FICHE QUESTION
12ème législature
Question N° : 11969  de  M.   Baroin François ( Union pour un Mouvement Populaire - Aube ) QE
Ministère interrogé :  agriculture, alimentation et pêche
Ministère attributaire :  agriculture, alimentation et pêche
Question publiée au JO le :  17/02/2003  page :  1130
Réponse publiée au JO le :  28/07/2003  page :  6004
Rubrique :  agriculture
Tête d'analyse :  traitements
Analyse :  produits phytosanitaires. pulvérisations aériennes. réglementation
Texte de la QUESTION : M. François Baroin attire l'attention de M. le ministre de l'agriculture, de l'alimentation, de la pêche et des affaires rurales sur les problèmes auxquels sont exposés les exploitants d'hélicoptère effectuant des traitements aériens. En effet, la Commission européenne, dans sa communication du 1er juillet 2002 (COM[202] 349 final) au Conseil, au Parlement européen et au comité économique et social sur une « stratégie thématique concernant l'utilisation durable des pesticides », la Commission européenne propose (page 34, chapitre b-3) une « interdiction générale des pulvérisations aériennes ». Si de telles dispositions étaient prises, elles entraîneraient immédiatement la disparition d'un tissu d'entreprises et de compétences qui serait irrémédiablement perdu. Les opérateurs, tant au plan français qu'européen, sont la cible de groupes de pression environnementaux, qui leur imputent une pollution croissante des sols et des rivières. Ces groupes de pression peuvent entraîner des excès redoutables et fatales à la sauvegarde même d'un vignoble, d'une forêt, etc. Il lui demande quelles sont les intentions du Gouvernement en la matière.

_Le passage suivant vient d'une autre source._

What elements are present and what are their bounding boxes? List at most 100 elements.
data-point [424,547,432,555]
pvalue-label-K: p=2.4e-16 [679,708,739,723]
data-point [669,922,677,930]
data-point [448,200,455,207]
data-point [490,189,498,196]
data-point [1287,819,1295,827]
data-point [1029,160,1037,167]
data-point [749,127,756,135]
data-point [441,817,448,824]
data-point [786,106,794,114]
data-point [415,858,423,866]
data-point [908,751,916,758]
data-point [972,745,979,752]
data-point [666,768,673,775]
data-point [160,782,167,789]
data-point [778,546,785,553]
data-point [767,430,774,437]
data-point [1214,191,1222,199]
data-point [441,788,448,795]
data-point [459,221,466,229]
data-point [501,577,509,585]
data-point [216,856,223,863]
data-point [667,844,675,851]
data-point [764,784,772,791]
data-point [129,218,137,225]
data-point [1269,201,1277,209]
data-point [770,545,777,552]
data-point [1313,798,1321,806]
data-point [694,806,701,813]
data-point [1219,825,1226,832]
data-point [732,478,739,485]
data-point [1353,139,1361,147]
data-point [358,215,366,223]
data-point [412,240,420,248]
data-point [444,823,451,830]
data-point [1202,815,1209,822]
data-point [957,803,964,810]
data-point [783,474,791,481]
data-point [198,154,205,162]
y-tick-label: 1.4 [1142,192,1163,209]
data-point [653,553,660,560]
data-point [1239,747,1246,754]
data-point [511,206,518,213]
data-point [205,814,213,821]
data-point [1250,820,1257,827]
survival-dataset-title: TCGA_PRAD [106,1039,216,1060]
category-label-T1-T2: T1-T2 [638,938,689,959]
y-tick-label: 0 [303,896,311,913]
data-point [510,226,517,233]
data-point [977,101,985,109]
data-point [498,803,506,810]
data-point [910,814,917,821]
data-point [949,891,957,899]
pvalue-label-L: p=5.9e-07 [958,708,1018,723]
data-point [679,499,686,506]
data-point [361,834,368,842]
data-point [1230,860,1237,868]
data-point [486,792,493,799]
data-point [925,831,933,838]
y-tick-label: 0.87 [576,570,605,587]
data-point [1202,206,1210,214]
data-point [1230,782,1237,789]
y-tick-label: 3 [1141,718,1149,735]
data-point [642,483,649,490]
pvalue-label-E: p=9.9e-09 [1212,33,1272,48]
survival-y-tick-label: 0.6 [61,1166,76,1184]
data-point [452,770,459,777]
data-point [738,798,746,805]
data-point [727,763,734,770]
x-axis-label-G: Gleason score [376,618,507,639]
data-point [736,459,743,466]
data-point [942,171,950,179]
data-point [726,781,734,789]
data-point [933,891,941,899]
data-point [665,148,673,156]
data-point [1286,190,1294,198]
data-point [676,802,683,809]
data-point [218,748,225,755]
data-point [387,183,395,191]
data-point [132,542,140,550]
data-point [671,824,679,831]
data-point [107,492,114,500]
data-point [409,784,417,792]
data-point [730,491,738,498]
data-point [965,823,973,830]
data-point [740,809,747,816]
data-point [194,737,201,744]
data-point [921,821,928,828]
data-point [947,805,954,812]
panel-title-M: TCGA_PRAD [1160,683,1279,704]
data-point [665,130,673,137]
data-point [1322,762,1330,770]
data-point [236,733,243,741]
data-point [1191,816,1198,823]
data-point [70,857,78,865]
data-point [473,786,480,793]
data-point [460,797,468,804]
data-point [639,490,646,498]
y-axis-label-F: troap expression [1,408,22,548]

Texte de la REPONSE : L'honorable parlementaire a attiré l'attention de M. le ministre de l'agriculture, de l'alimentation, de la pêche et des affaires rurales concernant les débats sur l'usage durable des pesticides et des traitements aériens qui se déroulent actuellement dans le cadre de l'Union européenne et qui tendent vers l'interdiction de cette pratique. Conscient des difficultés qu'une telle mesure représenterait pour ces professionnels, le Gouvernement a adressé à la Commission des Communautés européennes une note défendant le maintien des traitements phytosanitaires par voie aérienne. Toutefois, si le Gouvernement souhaite atteindre cet objectif, il conviendra nécessairement de promouvoir un dispositif plus sécurisé pour la protection de la santé publique et de l'environnement. C'est pourquoi le Gouvernement s'est engagé dans la révision du dispositif réglementaire actuel, en subordonnant notamment tout traitement phytosanitaire par voie aérienne à une déclaration préalable qui permettra aux agents des services de l'Etat de procéder au contrôle de l'utilisation des produits phytopharmaceutiques. De plus, le nouveau dispositif établit des périmètres de protection dans lesquels les traitements seront effectivement interdits.